Après examen, je lui ai dit qu'une nouvelle grossesse serait risquée. Elle a dit, et je me souviens encore des mots: "ce n'est pas moi qui veux". Son mari voulait plus d'enfants, surtout des garçons. Il avait maintenant de l'argent et pouvait se marier à nouveau si elle ne tombait pas enceinte. Elle a insisté pour passer par une enquête et un traitement sur l'infertilité. Comme elle faisait maintenant partie de la catégorie à haut risque que les obstétriciens appellent la grande multiparité, je lui ai conseillé que son prochain bébé soit accouché à l'hôpital.

La troisième fois que je l'ai vue, c'était deux ans plus tard, et à l'hôpital. Je faisais le tour de la salle avec les résidents et ils m'ont signalé un cas d'urgence admis la veille. Il y avait Sayyeda. Je me souviens encore de son visage pâle, de ses cheveux ratatinés et du regard sur son visage, un regard difficile à décrire, difficile à oublier.

Elle avait entravé le travail après une longue souffrance à la maison. Elle a été retardée pour aller à l'hôpital parce qu'elle avait besoin de l'approbation et de l'aide de sa belle-famille, qui n'avait pas été donnée avant qu'il ne soit presque trop tard. Lorsqu'elle est arrivée à l'hôpital, son utérus s'était déjà rompu et elle avait une hémorragie intra-abdominale sévère. C'était un quasi-accident, mais sa vie a été sauvée par une transfusion sanguine et une intervention chirurgicale d'urgence pour retirer son utérus.

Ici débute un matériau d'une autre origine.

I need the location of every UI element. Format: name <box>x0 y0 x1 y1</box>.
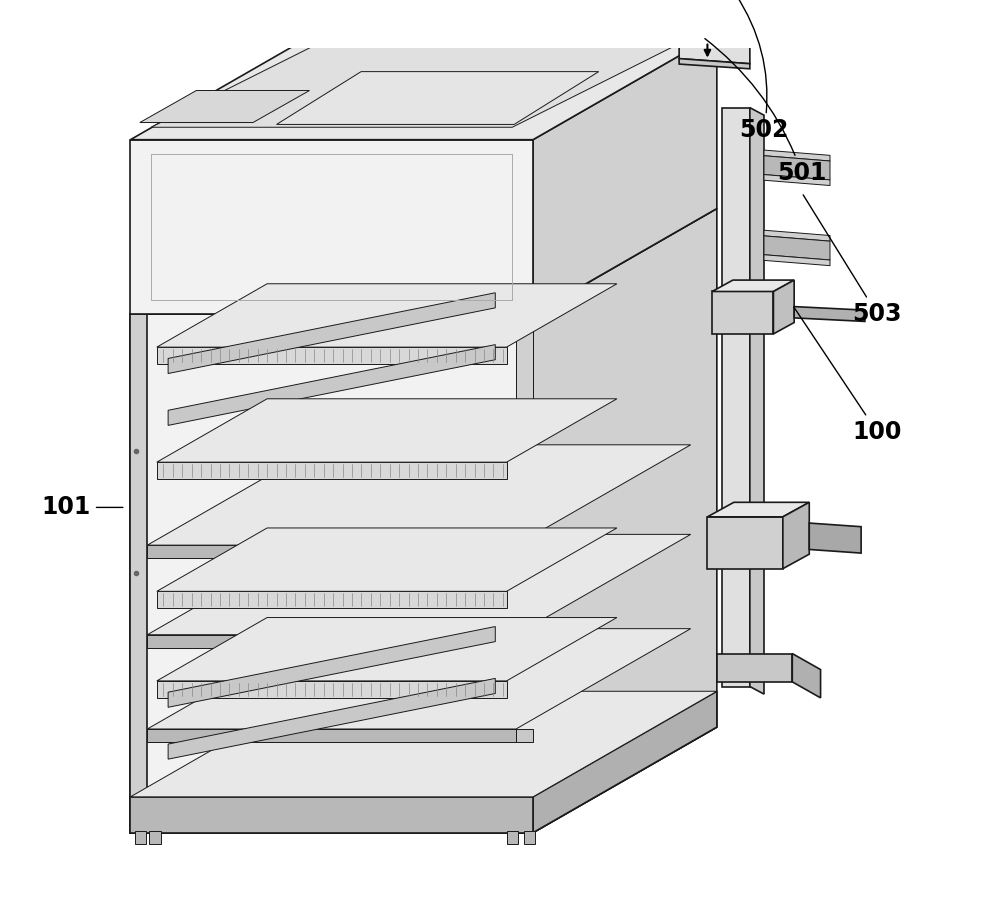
Polygon shape <box>130 691 717 797</box>
Polygon shape <box>516 635 533 648</box>
Text: 503: 503 <box>803 194 902 326</box>
Polygon shape <box>130 797 533 833</box>
Polygon shape <box>764 156 830 180</box>
Polygon shape <box>147 729 516 742</box>
Polygon shape <box>561 0 698 29</box>
Polygon shape <box>147 545 516 558</box>
Polygon shape <box>764 150 830 161</box>
Polygon shape <box>764 236 830 260</box>
Polygon shape <box>516 545 533 558</box>
Polygon shape <box>794 306 865 322</box>
Polygon shape <box>277 72 599 125</box>
Polygon shape <box>516 315 533 833</box>
Polygon shape <box>722 107 750 687</box>
Polygon shape <box>147 635 516 648</box>
Polygon shape <box>130 139 533 315</box>
Polygon shape <box>792 654 821 698</box>
Polygon shape <box>717 654 792 682</box>
Polygon shape <box>533 34 717 315</box>
Polygon shape <box>151 42 681 127</box>
Polygon shape <box>707 517 783 569</box>
Polygon shape <box>516 729 533 742</box>
Polygon shape <box>130 34 717 139</box>
Polygon shape <box>157 283 617 348</box>
Text: 502: 502 <box>736 0 789 142</box>
Polygon shape <box>533 208 717 833</box>
Polygon shape <box>168 293 495 373</box>
Polygon shape <box>507 831 518 844</box>
Polygon shape <box>130 315 147 833</box>
Polygon shape <box>157 462 507 479</box>
Polygon shape <box>168 679 495 759</box>
Polygon shape <box>130 208 717 315</box>
Polygon shape <box>679 59 750 69</box>
Polygon shape <box>157 591 507 608</box>
Text: 101: 101 <box>42 495 123 519</box>
Polygon shape <box>178 0 561 29</box>
Polygon shape <box>147 535 691 635</box>
Polygon shape <box>707 503 809 517</box>
Polygon shape <box>135 831 146 844</box>
Polygon shape <box>809 523 861 553</box>
Polygon shape <box>533 691 717 833</box>
Polygon shape <box>750 107 764 694</box>
Polygon shape <box>149 831 161 844</box>
Polygon shape <box>157 528 617 591</box>
Polygon shape <box>140 91 310 123</box>
Polygon shape <box>679 34 750 63</box>
Polygon shape <box>147 629 691 729</box>
Polygon shape <box>712 292 773 334</box>
Polygon shape <box>130 315 533 833</box>
Polygon shape <box>157 348 507 364</box>
Polygon shape <box>168 345 495 425</box>
Polygon shape <box>764 255 830 266</box>
Text: 501: 501 <box>705 39 826 184</box>
Polygon shape <box>130 727 717 833</box>
Polygon shape <box>157 617 617 681</box>
Polygon shape <box>157 681 507 698</box>
Polygon shape <box>764 174 830 185</box>
Polygon shape <box>783 503 809 569</box>
Text: 100: 100 <box>794 307 902 444</box>
Polygon shape <box>524 831 535 844</box>
Polygon shape <box>168 626 495 707</box>
Polygon shape <box>773 280 794 334</box>
Polygon shape <box>157 399 617 462</box>
Polygon shape <box>147 445 691 545</box>
Polygon shape <box>712 280 794 292</box>
Polygon shape <box>764 230 830 241</box>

La grossesse devrait toujours être un choix éclairé et digne, par une femme qui a le pouvoir de prendre ses propres décisions. Je ne doute pas que si Sayyeda avait eu la chance d'avoir une éducation, si elle avait la capacité de gagner sa vie par elle-même si nécessaire, et si elle avait eu le pouvoir de faire des choix dans sa vie, les choses auraient été différentes.

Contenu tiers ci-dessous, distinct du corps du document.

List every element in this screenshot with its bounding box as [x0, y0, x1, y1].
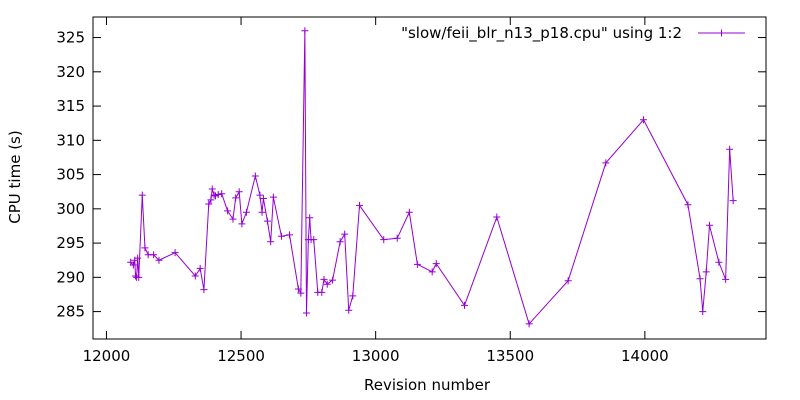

Pourquoi ne lui a-t-on pas donné ces chances? Il y a beaucoup de filles comme elle dans ce monde et la situation varie selon les pays. Dans son cas, en Égypte, nous étions dans un pays où le gouvernement a essayé d'améliorer les choses, par le biais de lois et de services. Les mutilations génitales féminines sont punies par la loi. L'enseignement primaire scolaire est, en théorie du moins, obligatoire et gratuit pour les garçons et les filles. Le mariage des mineurs de moins de dix-huit ans est interdit. Les services de planification familiale sont censés être gratuits pour ceux qui n'en ont pas les moyens. Les hôpitaux de district sont raisonnablement accessibles. Le plus grand obstacle auquel Sayyeda était confrontée se trouvait dans sa propre communauté.

La leçon pour moi est qu'il faut plus que la construction d'un centre de santé ou la modification de la loi pour provoquer un changement social. C'est la société civile qui travaille et travaille avec les communautés qui peut apporter des changements de l'intérieur.

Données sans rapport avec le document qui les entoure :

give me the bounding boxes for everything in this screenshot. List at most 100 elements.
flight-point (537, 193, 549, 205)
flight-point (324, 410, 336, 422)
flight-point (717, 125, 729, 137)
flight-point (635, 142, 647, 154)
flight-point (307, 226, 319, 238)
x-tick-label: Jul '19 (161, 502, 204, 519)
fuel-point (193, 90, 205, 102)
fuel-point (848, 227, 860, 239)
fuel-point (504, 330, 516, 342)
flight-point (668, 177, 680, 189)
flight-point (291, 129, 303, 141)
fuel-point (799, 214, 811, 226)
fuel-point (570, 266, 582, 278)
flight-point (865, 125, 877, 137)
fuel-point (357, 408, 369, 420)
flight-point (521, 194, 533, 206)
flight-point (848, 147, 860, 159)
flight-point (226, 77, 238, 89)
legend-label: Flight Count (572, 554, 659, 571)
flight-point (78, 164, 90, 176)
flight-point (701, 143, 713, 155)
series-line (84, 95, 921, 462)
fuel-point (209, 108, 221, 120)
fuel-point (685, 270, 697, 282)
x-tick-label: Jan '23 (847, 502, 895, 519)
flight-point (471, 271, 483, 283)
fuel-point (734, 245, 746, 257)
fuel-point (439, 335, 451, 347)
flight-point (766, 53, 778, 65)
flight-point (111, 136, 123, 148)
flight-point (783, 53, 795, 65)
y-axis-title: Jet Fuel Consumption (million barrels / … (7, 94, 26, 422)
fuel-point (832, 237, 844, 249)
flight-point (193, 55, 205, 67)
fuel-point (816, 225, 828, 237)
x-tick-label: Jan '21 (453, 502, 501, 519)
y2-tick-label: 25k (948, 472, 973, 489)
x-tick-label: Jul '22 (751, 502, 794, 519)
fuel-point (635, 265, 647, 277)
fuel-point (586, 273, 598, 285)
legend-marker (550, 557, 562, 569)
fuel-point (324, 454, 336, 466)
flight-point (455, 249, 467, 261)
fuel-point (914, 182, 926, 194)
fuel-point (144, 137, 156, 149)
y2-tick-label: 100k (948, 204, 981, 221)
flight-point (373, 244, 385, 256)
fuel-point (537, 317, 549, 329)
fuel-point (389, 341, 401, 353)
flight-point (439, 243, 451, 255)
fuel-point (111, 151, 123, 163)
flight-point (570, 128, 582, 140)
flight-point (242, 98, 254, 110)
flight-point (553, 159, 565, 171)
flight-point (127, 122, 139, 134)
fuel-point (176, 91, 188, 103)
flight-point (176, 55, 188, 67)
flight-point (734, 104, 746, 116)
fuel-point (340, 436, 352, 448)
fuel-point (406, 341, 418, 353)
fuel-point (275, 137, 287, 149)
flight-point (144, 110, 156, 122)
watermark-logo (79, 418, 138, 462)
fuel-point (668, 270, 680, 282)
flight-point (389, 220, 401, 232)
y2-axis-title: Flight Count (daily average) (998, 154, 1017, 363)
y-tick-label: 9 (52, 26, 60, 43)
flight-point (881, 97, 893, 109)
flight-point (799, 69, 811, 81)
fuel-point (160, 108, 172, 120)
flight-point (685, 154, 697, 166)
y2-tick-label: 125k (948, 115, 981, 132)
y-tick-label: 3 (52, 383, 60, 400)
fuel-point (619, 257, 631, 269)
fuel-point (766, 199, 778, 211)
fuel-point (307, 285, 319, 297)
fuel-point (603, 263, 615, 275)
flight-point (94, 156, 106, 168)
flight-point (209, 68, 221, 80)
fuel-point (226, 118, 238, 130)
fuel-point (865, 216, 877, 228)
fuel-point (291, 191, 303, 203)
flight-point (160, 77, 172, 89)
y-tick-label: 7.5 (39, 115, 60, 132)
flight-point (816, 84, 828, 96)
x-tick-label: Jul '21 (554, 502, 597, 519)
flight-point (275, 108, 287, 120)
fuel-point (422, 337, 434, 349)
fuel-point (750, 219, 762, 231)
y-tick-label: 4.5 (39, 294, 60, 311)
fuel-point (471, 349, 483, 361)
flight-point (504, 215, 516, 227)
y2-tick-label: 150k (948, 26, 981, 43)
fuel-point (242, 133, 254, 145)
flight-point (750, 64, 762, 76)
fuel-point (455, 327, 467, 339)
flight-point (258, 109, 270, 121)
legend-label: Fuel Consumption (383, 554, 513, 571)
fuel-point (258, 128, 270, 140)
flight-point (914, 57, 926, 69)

Les choses changent et les femmes progressent. Il y a vingt ans, j'ai été doyen de la faculté de médecine d'Assiout, en Haute-Égypte. Je me souviens qu'à l'époque, plusieurs de mes étudiantes m'ont dit qu'elles étaient les premières filles à avoir osé quitter leur village pour être éduquées dans la ville loin de chez elles.

Maintenant, les étudiantes sont une norme dans notre université provinciale. Quand je regarde leurs visages heureux, j'espère que les filles de Sayyeda sont parmi elles et qu'on leur a donné toutes les chances de refuser leur mère.

Cet article est une version révisée d'un discours prononcé par l'ancien président de la FIGO (1994 - 1997) Mahmoud F. Fathalla à l'International Planned Parenthood (IPPF) à Londres en novembre 2001.